AWS´ position in the cloud computing hierarchy is attributable to the company being first-to-market. AWS EC2 was launched in preview mode in August 2006, followed two years later by Windows Azure (now renamed Microsoft Azure) and a further three years later by Google Compute Engine and IBM SmartCloud. Alibaba Cloud was launched in 2009—two years before IBM´s and Google´s comparative services - but the company has only recently expanded its cloud compute services beyond China.

Being first-to-market enabled Amazon AWS to make economies of scale quicker, reduce prices, and stay ahead of the market as competition increased; however each cloud services provider has its own strengths and weaknesses. For example:  

  • Despite its wide range of features, Amazon AWS was slow to embrace the hybrid cloud and does not cater very well for established businesses running legacy systems.
  • By comparison, Microsoft Azure tailored its platform to support existing services such as Windows Server, but was slow to cater for Linux and other open source software.
  • Due to its range of developer tools, Google developed a reputation for catering for small businesses and startups and has only recently started to attract big business workloads.
  • IBM´s decision to focus on the smaller private cloud market has handicapped the company´s ability to become a market leader in the public cloud environment.
  • Alibaba has a fairly competitive service when compared to the market leaders, but is yet to make significant inroads into the US and European marketplace.

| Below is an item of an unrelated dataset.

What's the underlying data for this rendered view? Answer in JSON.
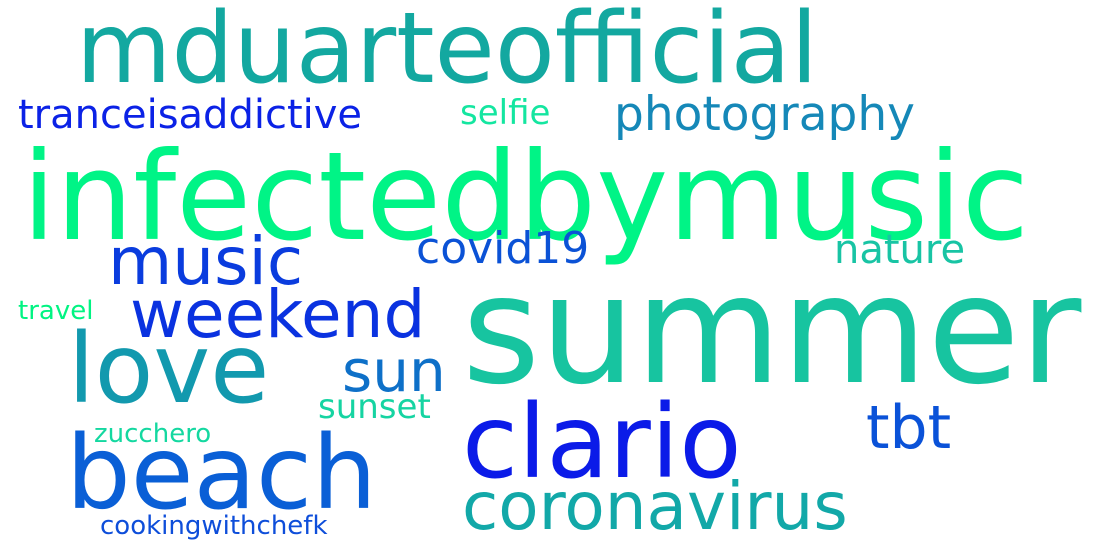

As cloud adoption has increased, businesses are taking more notice of what each cloud services provider has to offer. In cases where their existing cloud services provider does not offer a competitive service in certain areas, businesses have chosen to adopt a multi-cloud approach to cloud computing in which they use one service from one provider and another service from a different provider. This has been made a much easier process in recent years by the development of multi-cloud management solutions.

The Prospects for the Google Cloud Market Share

With businesses being able to pick and choose which services they use from which provider, you might expect relative market shares to remain unchanged in the next few years. This may not necessarily be the case for the Google Cloud market share. Inasmuch as Google’s customers may make greater use of services offered by Amazon AWS and Microsoft Azure—and vice versa—the company has made a significant investment in big data tools, machine learning, and container support.

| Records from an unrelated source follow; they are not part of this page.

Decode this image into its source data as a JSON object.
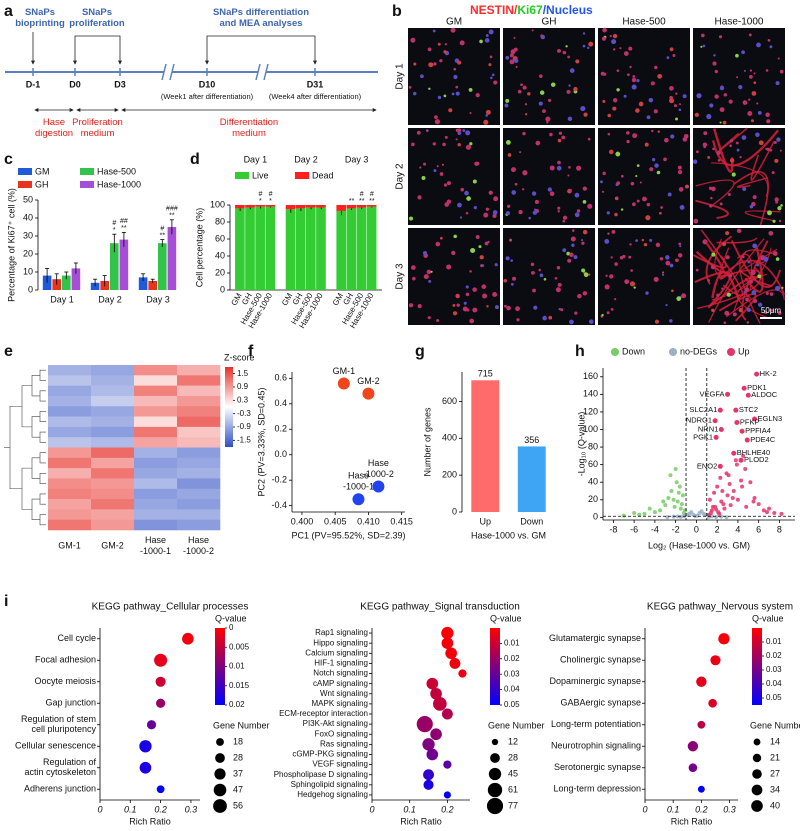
{
  "panel_labels": [
    "a",
    "b",
    "c",
    "d",
    "e",
    "f",
    "g",
    "h",
    "i"
  ],
  "timeline": {
    "phases": [
      [
        "SNaPs",
        "bioprinting"
      ],
      [
        "SNaPs",
        "proliferation"
      ],
      [
        "SNaPs differentiation",
        "and MEA analyses"
      ]
    ],
    "timepoints": [
      "D-1",
      "D0",
      "D3",
      "D10",
      "D31"
    ],
    "notes": [
      "(Week1 after differentiation)",
      "(Week4 after differentiation)"
    ],
    "media": [
      [
        "Hase",
        "digestion"
      ],
      [
        "Proliferation",
        "medium"
      ],
      [
        "Differentiation",
        "medium"
      ]
    ]
  },
  "images": {
    "title": [
      {
        "text": "NESTIN/",
        "color": "#ff2a2a"
      },
      {
        "text": "Ki67",
        "color": "#22cc22"
      },
      {
        "text": "/Nucleus",
        "color": "#2255ee"
      }
    ],
    "columns": [
      "GM",
      "GH",
      "Hase-500",
      "Hase-1000"
    ],
    "rows": [
      "Day 1",
      "Day 2",
      "Day 3"
    ],
    "scale_bar": "50μm"
  },
  "chart_data": [
    {
      "type": "bar",
      "y_label": "Percentage of Ki67⁺ cell (%)",
      "categories": [
        "Day 1",
        "Day 2",
        "Day 3"
      ],
      "ylim": [
        0,
        50
      ],
      "yticks": [
        0,
        10,
        20,
        30,
        40,
        50
      ],
      "legend": "top",
      "series": [
        {
          "name": "GM",
          "color": "#1f5bd8",
          "values": [
            8,
            4,
            7
          ],
          "errors": [
            4,
            2,
            2
          ]
        },
        {
          "name": "GH",
          "color": "#e8341c",
          "values": [
            6,
            5,
            5
          ],
          "errors": [
            3,
            3,
            1
          ]
        },
        {
          "name": "Hase-500",
          "color": "#33c24a",
          "values": [
            8,
            26,
            26
          ],
          "errors": [
            2,
            5,
            2
          ],
          "annotations": [
            null,
            [
              "#",
              "*"
            ],
            [
              "#",
              "**"
            ]
          ]
        },
        {
          "name": "Hase-1000",
          "color": "#a64fd6",
          "values": [
            12,
            28,
            35
          ],
          "errors": [
            3,
            4,
            4
          ],
          "annotations": [
            null,
            [
              "##",
              "**"
            ],
            [
              "###",
              "**"
            ]
          ]
        }
      ]
    },
    {
      "type": "stacked_bar",
      "y_label": "Cell percentage (%)",
      "groups": [
        "Day 1",
        "Day 2",
        "Day 3"
      ],
      "categories": [
        "GM",
        "GH",
        "Hase-500",
        "Hase-1000",
        "GM",
        "GH",
        "Hase-500",
        "Hase-1000",
        "GM",
        "GH",
        "Hase-500",
        "Hase-1000"
      ],
      "ylim": [
        0,
        100
      ],
      "yticks": [
        0,
        20,
        40,
        60,
        80,
        100
      ],
      "legend": "top",
      "series": [
        {
          "name": "Live",
          "color": "#33cc33",
          "values": [
            96,
            97,
            98,
            98,
            95,
            96,
            97,
            97,
            93,
            96,
            97,
            98
          ],
          "errors": [
            3,
            2,
            2,
            1,
            4,
            3,
            2,
            2,
            5,
            2,
            2,
            1
          ]
        },
        {
          "name": "Dead",
          "color": "#ff2020",
          "values": [
            4,
            3,
            2,
            2,
            5,
            4,
            3,
            3,
            7,
            4,
            3,
            2
          ]
        }
      ],
      "annotations": [
        null,
        null,
        [
          "#",
          "*"
        ],
        [
          "#",
          "*"
        ],
        null,
        null,
        null,
        null,
        null,
        [
          "**"
        ],
        [
          "#",
          "**"
        ],
        [
          "#",
          "**"
        ]
      ]
    },
    {
      "type": "heatmap",
      "title": "Z-score",
      "columns": [
        "GM-1",
        "GM-2",
        [
          "Hase",
          "-1000-1"
        ],
        [
          "Hase",
          "-1000-2"
        ]
      ],
      "zlim": [
        -1.8,
        1.8
      ],
      "zticks": [
        1.5,
        0.9,
        0.3,
        -0.3,
        -0.9,
        -1.5
      ],
      "colors": [
        "#2f4fc4",
        "#ffffff",
        "#e8312b"
      ],
      "values": [
        [
          -0.8,
          -0.9,
          1.0,
          0.7
        ],
        [
          -0.6,
          -0.8,
          0.3,
          1.2
        ],
        [
          -0.9,
          -0.7,
          1.1,
          0.6
        ],
        [
          -0.8,
          -0.5,
          0.6,
          0.9
        ],
        [
          -1.0,
          -0.9,
          0.9,
          1.1
        ],
        [
          -0.7,
          -0.8,
          0.3,
          1.3
        ],
        [
          -0.9,
          -1.0,
          1.2,
          0.5
        ],
        [
          -0.6,
          -0.7,
          0.8,
          0.6
        ],
        [
          0.9,
          1.3,
          -0.8,
          -1.0
        ],
        [
          1.2,
          0.8,
          -1.0,
          -0.9
        ],
        [
          0.7,
          1.2,
          -0.9,
          -0.8
        ],
        [
          1.0,
          0.9,
          -0.7,
          -1.1
        ],
        [
          1.1,
          1.0,
          -1.0,
          -0.9
        ],
        [
          0.8,
          1.2,
          -0.9,
          -1.0
        ],
        [
          0.9,
          0.8,
          -0.8,
          -0.8
        ],
        [
          1.2,
          0.9,
          -1.1,
          -1.0
        ]
      ]
    },
    {
      "type": "scatter",
      "x_label": "PC1 (PV=95.52%, SD=2.39)",
      "y_label": "PC2 (PV=3.33%, SD=0.45)",
      "xlim": [
        0.3985,
        0.4155
      ],
      "xticks": [
        {
          "value": 0.4,
          "label": "0.400"
        },
        {
          "value": 0.405,
          "label": "0.405"
        },
        {
          "value": 0.41,
          "label": "0.410"
        },
        {
          "value": 0.415,
          "label": "0.415"
        }
      ],
      "ylim": [
        -0.45,
        0.65
      ],
      "yticks": [
        -0.4,
        -0.2,
        {
          "value": 0,
          "label": "0.0"
        },
        0.2,
        0.4,
        0.6
      ],
      "points": [
        {
          "label": "GM-1",
          "x": 0.4063,
          "y": 0.56,
          "color": "#f0441b"
        },
        {
          "label": "GM-2",
          "x": 0.41,
          "y": 0.48,
          "color": "#f0441b"
        },
        {
          "label": [
            "Hase",
            "-1000-1"
          ],
          "x": 0.4085,
          "y": -0.35,
          "color": "#2244ee"
        },
        {
          "label": [
            "Hase",
            "-1000-2"
          ],
          "x": 0.4115,
          "y": -0.25,
          "color": "#2244ee"
        }
      ]
    },
    {
      "type": "bar",
      "y_label": "Number of genes",
      "x_label": "Hase-1000 vs. GM",
      "categories": [
        "Up",
        "Down"
      ],
      "values": [
        715,
        356
      ],
      "colors": [
        "#ff6b6b",
        "#3da5f4"
      ],
      "ylim": [
        0,
        760
      ],
      "yticks": [
        0,
        200,
        400,
        600
      ]
    },
    {
      "type": "volcano",
      "x_label": "Log₂ (Hase-1000 vs. GM)",
      "y_label": "-Log₁₀ (Q-value)",
      "xlim": [
        -9,
        9.5
      ],
      "xticks": [
        -8,
        -6,
        -4,
        -2,
        0,
        2,
        4,
        6,
        8
      ],
      "ylim": [
        -3,
        170
      ],
      "yticks": [
        0,
        20,
        40,
        60,
        80,
        100,
        120,
        140,
        160
      ],
      "thresholds": {
        "x": [
          -1,
          1
        ],
        "y": 1.3
      },
      "legend": "top",
      "series": [
        {
          "name": "Down",
          "color": "#77cc66",
          "x": [
            -1.2,
            -1.5,
            -1.8,
            -2.1,
            -2.4,
            -2.7,
            -3.0,
            -3.5,
            -4.0,
            -4.5,
            -5.0,
            -5.5,
            -6.0,
            -7.0,
            -1.3,
            -1.6,
            -1.9,
            -2.2,
            -1.4,
            -1.7,
            -2.0,
            -3.2,
            -2.5,
            -1.1
          ],
          "values": [
            5,
            10,
            18,
            12,
            30,
            22,
            14,
            8,
            6,
            10,
            4,
            3,
            5,
            2,
            25,
            35,
            40,
            20,
            15,
            28,
            55,
            18,
            48,
            8
          ]
        },
        {
          "name": "no-DEGs",
          "color": "#9ab0c4",
          "x": [
            -2.8,
            -2.2,
            -1.8,
            -1.5,
            -1.2,
            -0.9,
            -0.7,
            -0.5,
            -0.3,
            -0.1,
            0.1,
            0.3,
            0.5,
            0.7,
            0.9,
            1.2,
            1.5,
            1.9,
            2.4,
            2.9
          ],
          "values": [
            0.3,
            0.8,
            1.0,
            0.5,
            1.2,
            2.5,
            4,
            6,
            3,
            1.5,
            2,
            5,
            7,
            4,
            3,
            0.6,
            1.1,
            0.4,
            0.9,
            0.2
          ]
        },
        {
          "name": "Up",
          "color": "#e8336a",
          "x": [
            1.2,
            1.5,
            1.8,
            2.1,
            2.4,
            2.7,
            3.0,
            3.3,
            3.6,
            4.0,
            4.4,
            4.8,
            5.2,
            5.6,
            6.0,
            6.5,
            7.0,
            7.5,
            8.2,
            1.3,
            1.7,
            2.0,
            2.3,
            2.6,
            2.9,
            3.2,
            3.5,
            3.9,
            4.3,
            4.7,
            1.4,
            1.9,
            2.5,
            3.1,
            3.8,
            4.5,
            5.5,
            6.8,
            1.6,
            2.2
          ],
          "values": [
            3,
            8,
            12,
            6,
            18,
            10,
            25,
            14,
            30,
            20,
            35,
            12,
            40,
            22,
            15,
            8,
            10,
            5,
            4,
            20,
            28,
            35,
            45,
            15,
            50,
            38,
            22,
            60,
            42,
            55,
            5,
            9,
            30,
            48,
            65,
            70,
            18,
            6,
            12,
            4
          ]
        }
      ],
      "labeled": [
        {
          "name": "HK-2",
          "x": 5.8,
          "y": 163
        },
        {
          "name": "PDK1",
          "x": 4.6,
          "y": 147
        },
        {
          "name": "ALDOC",
          "x": 5.0,
          "y": 139
        },
        {
          "name": "VEGFA",
          "x": 3.0,
          "y": 140
        },
        {
          "name": "SLC2A1",
          "x": 2.3,
          "y": 122
        },
        {
          "name": "STC2",
          "x": 3.8,
          "y": 122
        },
        {
          "name": "EGLN3",
          "x": 5.6,
          "y": 112
        },
        {
          "name": "NDRG1",
          "x": 1.8,
          "y": 110
        },
        {
          "name": "PFKP",
          "x": 3.9,
          "y": 108
        },
        {
          "name": "NRN1",
          "x": 2.4,
          "y": 100
        },
        {
          "name": "PPFIA4",
          "x": 4.4,
          "y": 98
        },
        {
          "name": "PGK1",
          "x": 1.9,
          "y": 91
        },
        {
          "name": "PDE4C",
          "x": 4.9,
          "y": 88
        },
        {
          "name": "BHLHE40",
          "x": 3.6,
          "y": 73
        },
        {
          "name": "PLOD2",
          "x": 4.3,
          "y": 65
        },
        {
          "name": "ENO2",
          "x": 2.3,
          "y": 58
        }
      ]
    },
    {
      "type": "dot",
      "title": "KEGG pathway_Cellular processes",
      "x_label": "Rich Ratio",
      "xlim": [
        0,
        0.33
      ],
      "xticks": [
        0,
        0.1,
        0.2,
        0.3
      ],
      "categories": [
        "Cell cycle",
        "Focal adhesion",
        "Oocyte meiosis",
        "Gap junction",
        [
          "Regulation of stem",
          "cell pluripotency"
        ],
        "Cellular senescence",
        [
          "Regulation of",
          "actin cytoskeleton"
        ],
        "Adherens junction"
      ],
      "values": [
        0.29,
        0.2,
        0.2,
        0.2,
        0.17,
        0.15,
        0.15,
        0.2
      ],
      "sizes": [
        40,
        50,
        30,
        25,
        25,
        45,
        40,
        18
      ],
      "qvalues": [
        0.001,
        0.002,
        0.004,
        0.008,
        0.012,
        0.018,
        0.018,
        0.02
      ],
      "colorbar": {
        "title": "Q-value",
        "lim": [
          0,
          0.02
        ],
        "ticks": [
          0,
          0.005,
          0.01,
          0.015,
          0.02
        ],
        "colors": [
          "#ff0000",
          "#0000ff"
        ]
      },
      "size_legend": {
        "title": "Gene Number",
        "values": [
          18,
          28,
          37,
          47,
          56
        ]
      }
    },
    {
      "type": "dot",
      "title": "KEGG pathway_Signal transduction",
      "x_label": "Rich Ratio",
      "xlim": [
        0,
        0.26
      ],
      "xticks": [
        0,
        0.1,
        0.2
      ],
      "categories": [
        "Rap1 signaling",
        "Hippo signaling",
        "Calcium signaling",
        "HIF-1 signaling",
        "Notch signaling",
        "cAMP signaling",
        "Wnt signaling",
        "MAPK signaling",
        "ECM-receptor interaction",
        "PI3K-Akt signaling",
        "FoxO signaling",
        "Ras signaling",
        "cGMP-PKG signaling",
        "VEGF signaling",
        "Phospholipase D signaling",
        "Sphingolipid signaling",
        "Hedgehog signaling"
      ],
      "values": [
        0.2,
        0.2,
        0.21,
        0.22,
        0.24,
        0.16,
        0.17,
        0.18,
        0.2,
        0.14,
        0.17,
        0.15,
        0.16,
        0.2,
        0.15,
        0.15,
        0.2
      ],
      "sizes": [
        45,
        40,
        40,
        35,
        20,
        40,
        40,
        55,
        35,
        77,
        40,
        45,
        40,
        20,
        35,
        30,
        15
      ],
      "qvalues": [
        0.001,
        0.002,
        0.002,
        0.003,
        0.004,
        0.01,
        0.012,
        0.012,
        0.015,
        0.02,
        0.022,
        0.025,
        0.028,
        0.032,
        0.04,
        0.045,
        0.05
      ],
      "colorbar": {
        "title": "Q-value",
        "lim": [
          0,
          0.05
        ],
        "ticks": [
          0.01,
          0.02,
          0.03,
          0.04,
          0.05
        ],
        "colors": [
          "#ff0000",
          "#0000ff"
        ]
      },
      "size_legend": {
        "title": "Gene Number",
        "values": [
          12,
          28,
          45,
          61,
          77
        ]
      }
    },
    {
      "type": "dot",
      "title": "KEGG pathway_Nervous system",
      "x_label": "Rich Ratio",
      "xlim": [
        0,
        0.33
      ],
      "xticks": [
        0,
        0.1,
        0.2,
        0.3
      ],
      "categories": [
        "Glutamatergic synapse",
        "Cholinergic synapse",
        "Dopaminergic synapse",
        "GABAergic synapse",
        "Long-term potentiation",
        "Neurotrophin signaling",
        "Serotonergic synapse",
        "Long-term depression"
      ],
      "values": [
        0.28,
        0.25,
        0.2,
        0.24,
        0.2,
        0.17,
        0.17,
        0.2
      ],
      "sizes": [
        38,
        30,
        32,
        22,
        18,
        32,
        22,
        14
      ],
      "qvalues": [
        0.002,
        0.004,
        0.006,
        0.008,
        0.015,
        0.025,
        0.03,
        0.055
      ],
      "colorbar": {
        "title": "Q-value",
        "lim": [
          0,
          0.055
        ],
        "ticks": [
          0.01,
          0.02,
          0.03,
          0.04,
          0.05
        ],
        "colors": [
          "#ff0000",
          "#0000ff"
        ]
      },
      "size_legend": {
        "title": "Gene Number",
        "values": [
          14,
          21,
          27,
          34,
          40
        ]
      }
    }
  ]
}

Big data tools such as BigQuery and Dataflow enable businesses to analyze massive volumes of data in order to make better informed business decisions and increase performance with “zero increase in operational complexity”. Similarly, Google´s Cloud Machine Learning Engine is expected to make it easier for businesses to leverage Artificial Intelligence in the cloud; while Google’s Kubernetes container engine allows for simplified container cluster management and easier container deployment.

These three areas have been described as the “three technologies that are critical to the evolution of cloud computing” and it is noticeable that Google has invested more money in these areas than Amazon AWS and Microsoft Azure combined. The consequence is that the company has become a leader in these fledgling technologies and, if the trend continues, Google will be able to differentiate itself in the services it offers and the Google Cloud market share will increase accordingly.

Does the Google Cloud Market Share Matter Anyway?

For many businesses, the Google Cloud market share does not determine whether or not they use Google services. What does matter to most businesses is the benefits they can derive from using the tools and functionality provided. Ultimately this will determine the Google Cloud market share, but the market share itself should not be a contributory factor as to whether Google´s services are chosen ahead of any other cloud services provider.